Internal Duplicate Pages
If you are using modules that generate a printer friendly version of your pages, like the book module, or if you have your forum activated with sort capabilities, you will want to keep the search engine robots from indexing these to avoid duplicate content.
Most of these issues can be handled through your robots.txt file. Drupal 5 comes preinstalled with a default robots.txt file, which mostly takes care of keeping the spiders out of the appropriate directories. However, it needs some changes and additions.

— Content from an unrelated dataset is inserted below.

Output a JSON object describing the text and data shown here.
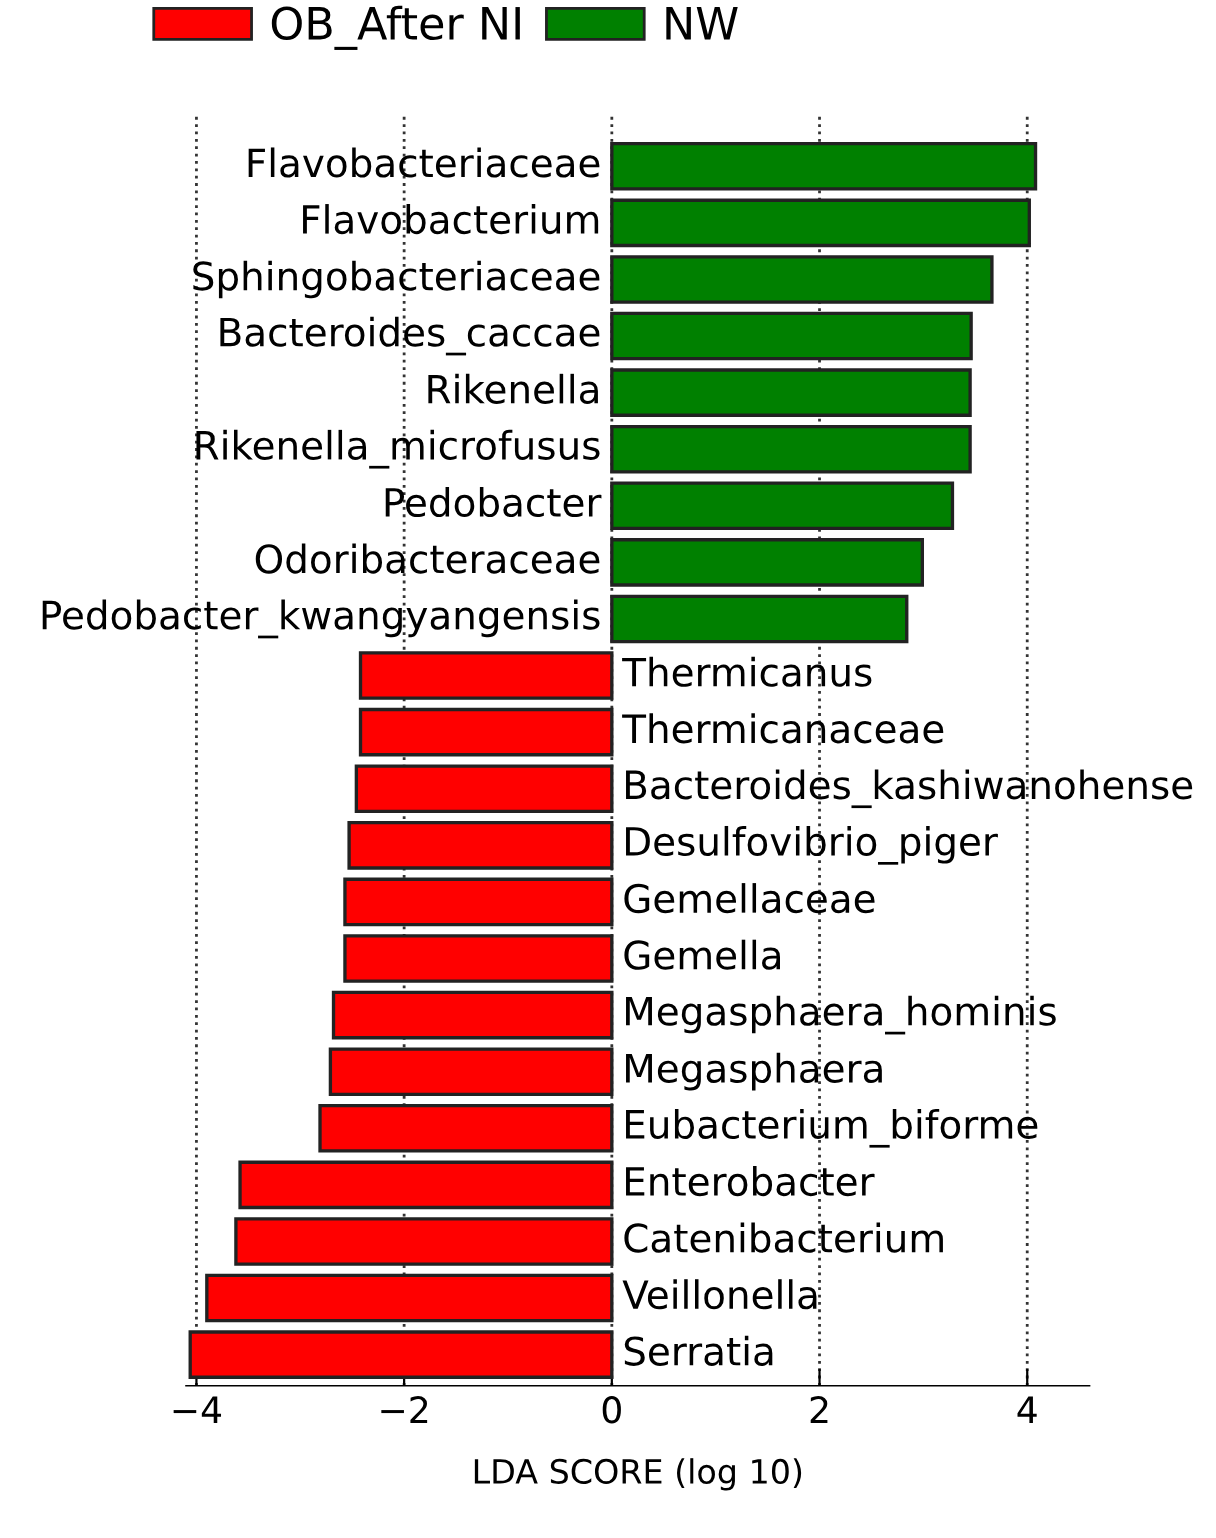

If you use the Printer Friendly Pages module, you will want to add the following to your robots.txt file.
Disallow: /print/
The Book module has a built in printer friendly option.
Disallow: /book/
For the Forward to Friend module add:
Disallow: /forward/
If you are using the Forum or Views modules add:
Disallow: /*sort=
And for taxonomy vocabularies that allow multiple terms per node, you can choose to disallow which terms you want.
Disallow: /term/
Additionally, there are some potential problems with the default robots.txt file that need correcting.
Special thanks to Drupalzilla's article on Drupal's robots text file who pointed out many of the problems with the default file. Below you can download my variation of his improved robots.txt file. I've added a few extra files and directories to disallow.
NOTE: This should not be considered a security feature. If you find malicious bots ignoring your robots.txt file, you will need to block them directly from the .htaccess file.
| Attachment | Size |
|---|---|
| enhanced-robots-2.txt | 1.61 KB |



enhanced-robots-2.txt compatible with 6.x?
This is a great site for a drupal newb (me). Is the enhanced-robots-2.txt file compatible with Drupal 6? Thanks for the info here.